Lohnuntergrenze steigert in manchen Branchen die Produktivität

Quelle: Tim Reckmann/pixelio.de

Quelle: Tim Reckmann/pixelio.de

Im Juli stieg der Mindestlohn auf 10,45 Euro brutto je Stunde. Im Oktober wird dann die Lohnuntergrenze auf zwölf Euro angehoben. Eine Studie des ZEW – Leibniz-Zentrum für Europäische Wirtschaftsforschung GmbH Mannheim im Auftrag der Mindestlohnkommission zeigt, dass die Mindestlohn-Einführung 2015 sowie die erste Erhöhung im Januar 2017 kaum Marktaustritte von Unternehmen verursacht hat. Die Forscher:innen stellen außerdem in der Studie Auswirkungen des gesetzlichen Mindestlohns auf die Wettbewerbsbedingungen fest, dass manche Branchen durch die Lohnuntergrenze teils sogar produktiver wurden – und so den Wettbewerb insgesamt förderten.

"Hauptaspekt unserer Untersuchung waren die Lohnkostenerhöhungen, die durch den Mindestlohn verursacht werden und am Ende die Wettbewerbsbedingungen von Unternehmen beeinflussen", sagt Moritz Lubczyk, Wissenschaftler im ZEW-Forschungsbereich "Innovationsökonomik und Unternehmensdynamik" am ZEW und Co-Autor der Studie.
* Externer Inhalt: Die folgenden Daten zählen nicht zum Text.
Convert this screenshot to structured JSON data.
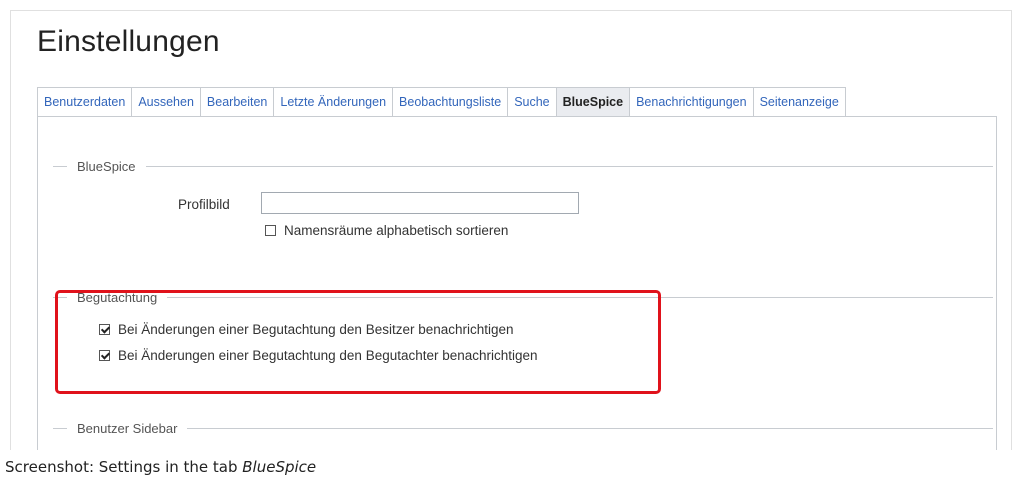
{
  "page": {
    "title": "Einstellungen"
  },
  "tabs": [
    {
      "label": "Benutzerdaten",
      "active": false
    },
    {
      "label": "Aussehen",
      "active": false
    },
    {
      "label": "Bearbeiten",
      "active": false
    },
    {
      "label": "Letzte Änderungen",
      "active": false
    },
    {
      "label": "Beobachtungsliste",
      "active": false
    },
    {
      "label": "Suche",
      "active": false
    },
    {
      "label": "BlueSpice",
      "active": true
    },
    {
      "label": "Benachrichtigungen",
      "active": false
    },
    {
      "label": "Seitenanzeige",
      "active": false
    }
  ],
  "sections": {
    "bluespice": {
      "legend": "BlueSpice",
      "profile_label": "Profilbild",
      "profile_value": "",
      "sort_label": "Namensräume alphabetisch sortieren",
      "sort_checked": false
    },
    "review": {
      "legend": "Begutachtung",
      "notify_owner_label": "Bei Änderungen einer Begutachtung den Besitzer benachrichtigen",
      "notify_owner_checked": true,
      "notify_reviewer_label": "Bei Änderungen einer Begutachtung den Begutachter benachrichtigen",
      "notify_reviewer_checked": true
    },
    "sidebar": {
      "legend": "Benutzer Sidebar"
    }
  },
  "caption": {
    "prefix": "Screenshot: Settings in the tab ",
    "emphasis": "BlueSpice"
  },
  "colors": {
    "highlight": "#e0121b",
    "link": "#3366bb",
    "active_tab_bg": "#eaecf0"
  }
}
Ein weiteres Ergebnis: Sowohl die Einführung 2015 als auch die erste Erhöhung des Mindestlohns 2017 hatten nicht zur Folge, dass sich die Wettbewerbsintensität für Unternehmen in Deutschland verändert hat – zumindest nicht wesentlich. In Arbeitsmarktregionen, in denen mehr Arbeitnehmer:innen vor der Mindestlohneinführung weniger als 8,50 Euro pro Stunde verdienten, verließen zwar Kleinstunternehmen, also Unternehmen mit vier oder weniger Mitarbeiter:-innen, den Markt. Gezeigt hat sich das vor allem in den ehemaligen ostdeutschen Bundesländern, wo der Bruttodurchschnittslohn 2015, zum Untersuchungszeitpunkt, wesentlich niedriger war als im Westen. Aus wirtschaftspolitischer Sicht ist das aber nicht zwingend ein Problem.

"Oft sind es die unproduktiveren Unternehmen, die den Markt verlassen. Ein Anstieg der Arbeitslosigkeit konnte jedoch nicht beobachtet werden. Solange die Arbeitsnachfrage hoch ist, finden die betroffenen Arbeitnehmer:innen bei anderen Unternehmen eine Folgebeschäftigung", so Lubczyk.

Produktiverer Einsatz der Arbeitskräfte

Die Studie bestätigt aber nicht nur, dass der Mindestlohn kaum Auswirkungen auf Marktaustritte hatte. Auch hat sich gezeigt, dass in Branchen, die besonders von der Einführung des Mindestlohns betroffen waren (etwa die Spiel-, Wett- und Lotteriewesen, die Werbebranche oder das Verlagswesen) die Arbeitsproduktivität – also der Umsatz im Verhältnis zu den eingesetzten Arbeitskräften – angestiegen ist. Die Studie gibt mehrere Erklärungsansätze.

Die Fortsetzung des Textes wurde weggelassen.